Frage von
Frau A. L.:
Lieber Herr Steffny,
ich habe eigentlich gedacht, dass man für einen Marathon vorher
viel trinken sollte und auch während des Rennens reichlich
aufnehmen sollte, um nicht auszutrocknen und Krämpfe zu
bekommen. Nun irritieren mich aktuelle Zeitungsberichte aus der
Tagespresse und Online-Nachrichten, dass man im Marathon weniger
Wasser trinken sollte. Jetzt bin ich etwas durcheinander und
würde gerne dazu mal ihre Meinung als Marathon-Experte einholen.
Vielen Dank im voraus.
Antwort von
Herbert Steffny:
Hallo Frau L.,
leider wie so oft bei vielen Meldungen, viel Lärm um wenig, bzw.
hier "Sturm im Wasserglas". Das ist
alles nicht neu, sondern nur mit falschen
Schlussfolgerungen in den Überschriften aufgebauscht.
Das Problem ist nicht etwa zuviel Wasser trinken, sondern der
Natrium-Chloridmangel, wenn Sie kochsalzarme oder -freie
Getränke oder nur Zuckerzeugs (reine Cola, Limo, schlecht
zusammengesetzte "Sportgetränke", gezuckerten Tee)
oder reines Wasser im Marathon zu sich nehmen würden. Kochsalz
im Wettkampfgetränk fördert nämlich die Wasseraufnahme.

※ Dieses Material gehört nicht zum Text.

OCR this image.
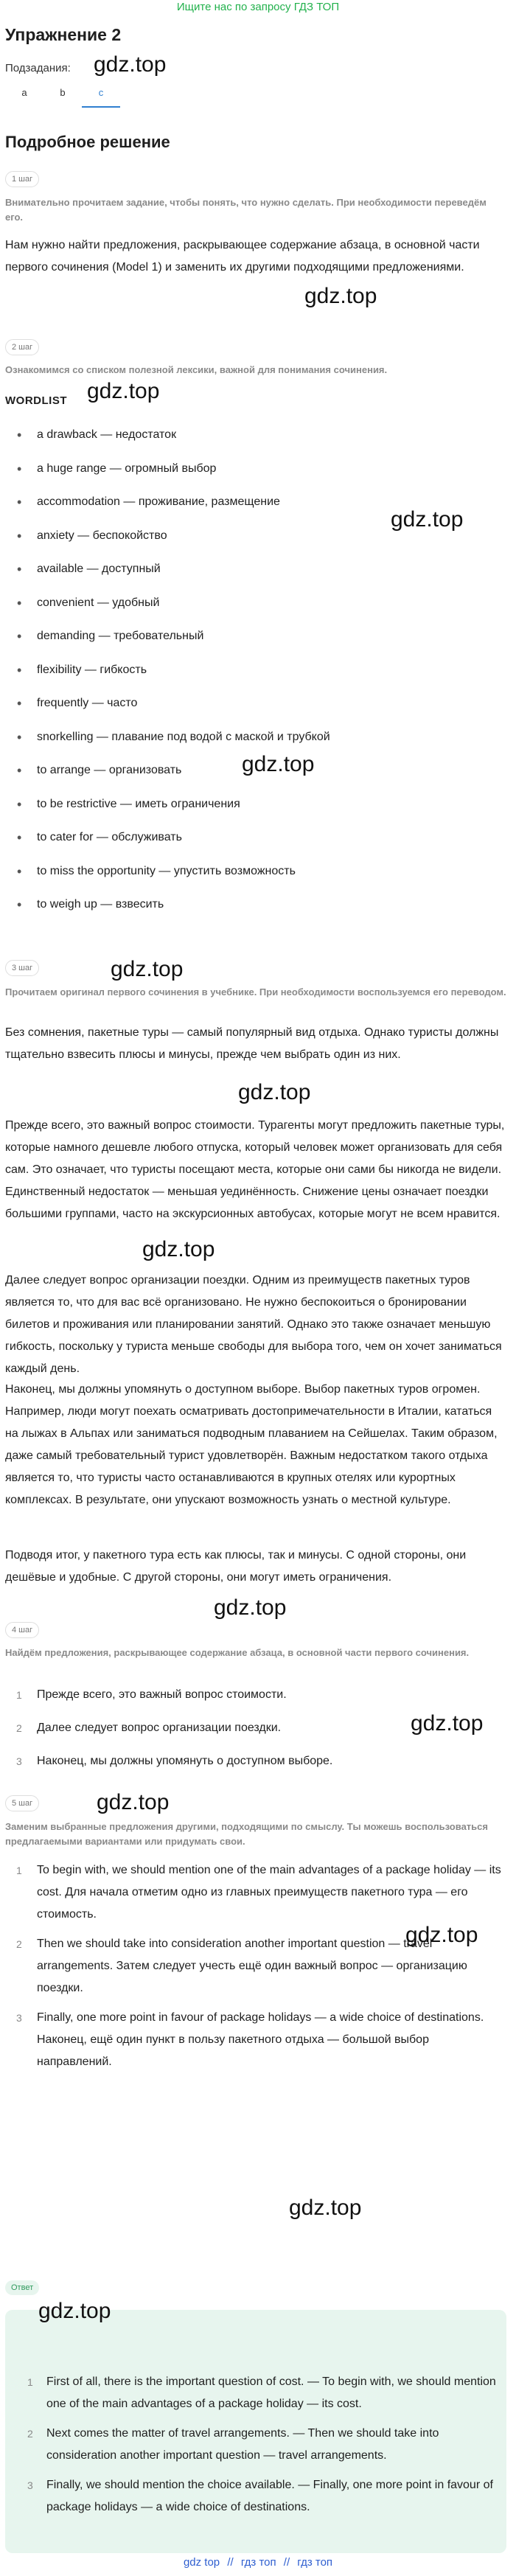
Ищите нас по запросу ГДЗ ТОП
Упражнение 2
Подзадания: gdz.top
a	b	c
Подробное решение
1 шаг
Внимательно прочитаем задание, чтобы понять, что нужно сделать. При необходимости переведём его.
Нам нужно найти предложения, раскрывающее содержание абзаца, в основной части первого сочинения (Model 1) и заменить их другими подходящими предложениями.
gdz.top
2 шаг
Ознакомимся со списком полезной лексики, важной для понимания сочинения.
WORDLIST gdz.top
• a drawback — недостаток
• a huge range — огромный выбор
• accommodation — проживание, размещение
• anxiety — беспокойство
• available — доступный
• convenient — удобный
• demanding — требовательный
• flexibility — гибкость
• frequently — часто
• snorkelling — плавание под водой с маской и трубкой
• to arrange — организовать
• to be restrictive — иметь ограничения
• to cater for — обслуживать
• to miss the opportunity — упустить возможность
• to weigh up — взвесить
gdz.top
gdz.top
3 шаг	gdz.top
Прочитаем оригинал первого сочинения в учебнике. При необходимости воспользуемся его переводом.
Без сомнения, пакетные туры — самый популярный вид отдыха. Однако туристы должны тщательно взвесить плюсы и минусы, прежде чем выбрать один из них.
gdz.top
Прежде всего, это важный вопрос стоимости. Турагенты могут предложить пакетные туры, которые намного дешевле любого отпуска, который человек может организовать для себя сам. Это означает, что туристы посещают места, которые они сами бы никогда не видели. Единственный недостаток — меньшая уединённость. Снижение цены означает поездки большими группами, часто на экскурсионных автобусах, которые могут не всем нравится.
gdz.top
Далее следует вопрос организации поездки. Одним из преимуществ пакетных туров является то, что для вас всё организовано. Не нужно беспокоиться о бронировании билетов и проживания или планировании занятий. Однако это также означает меньшую гибкость, поскольку у туриста меньше свободы для выбора того, чем он хочет заниматься каждый день.
Наконец, мы должны упомянуть о доступном выборе. Выбор пакетных туров огромен. Например, люди могут поехать осматривать достопримечательности в Италии, кататься на лыжах в Альпах или заниматься подводным плаванием на Сейшелах. Таким образом, даже самый требовательный турист удовлетворён. Важным недостатком такого отдыха является то, что туристы часто останавливаются в крупных отелях или курортных комплексах. В результате, они упускают возможность узнать о местной культуре.
Подводя итог, у пакетного тура есть как плюсы, так и минусы. С одной стороны, они дешёвые и удобные. С другой стороны, они могут иметь ограничения.
gdz.top
4 шаг
Найдём предложения, раскрывающее содержание абзаца, в основной части первого сочинения.
1 Прежде всего, это важный вопрос стоимости.
2 Далее следует вопрос организации поездки.
3 Наконец, мы должны упомянуть о доступном выборе.
gdz.top
5 шаг	gdz.top
Заменим выбранные предложения другими, подходящими по смыслу. Ты можешь воспользоваться предлагаемыми вариантами или придумать свои.
1 To begin with, we should mention one of the main advantages of a package holiday — its cost. Для начала отметим одно из главных преимуществ пакетного тура — его стоимость.
2 Then we should take into consideration another important question — travel arrangements. Затем следует учесть ещё один важный вопрос — организацию поездки.
3 Finally, one more point in favour of package holidays — a wide choice of destinations. Наконец, ещё один пункт в пользу пакетного отдыха — большой выбор направлений.
gdz.top
gdz.top
Ответ
gdz.top
1 First of all, there is the important question of cost. — To begin with, we should mention one of the main advantages of a package holiday — its cost.
2 Next comes the matter of travel arrangements. — Then we should take into consideration another important question — travel arrangements.
3 Finally, we should mention the choice available. — Finally, one more point in favour of package holidays — a wide choice of destinations.
gdz top // гдз топ // гдз топ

Fehlt Kochsalz, können Sie in der Tat mit Leistungseinbussen,
Bewusstseinsstörungen usw. rechnen, da das Wasser in das
Körpergewebe übergeht und Ödeme in Lunge, Gehirn, geschwollene
Beine usw. verursachen kann. Im schlimmsten Falle sogar bis zum
Tode. Das ist aber wie gesagt überhaupt alles nicht neu, denn
schon vor Jahrzehnten empfahl der "Laufpabst"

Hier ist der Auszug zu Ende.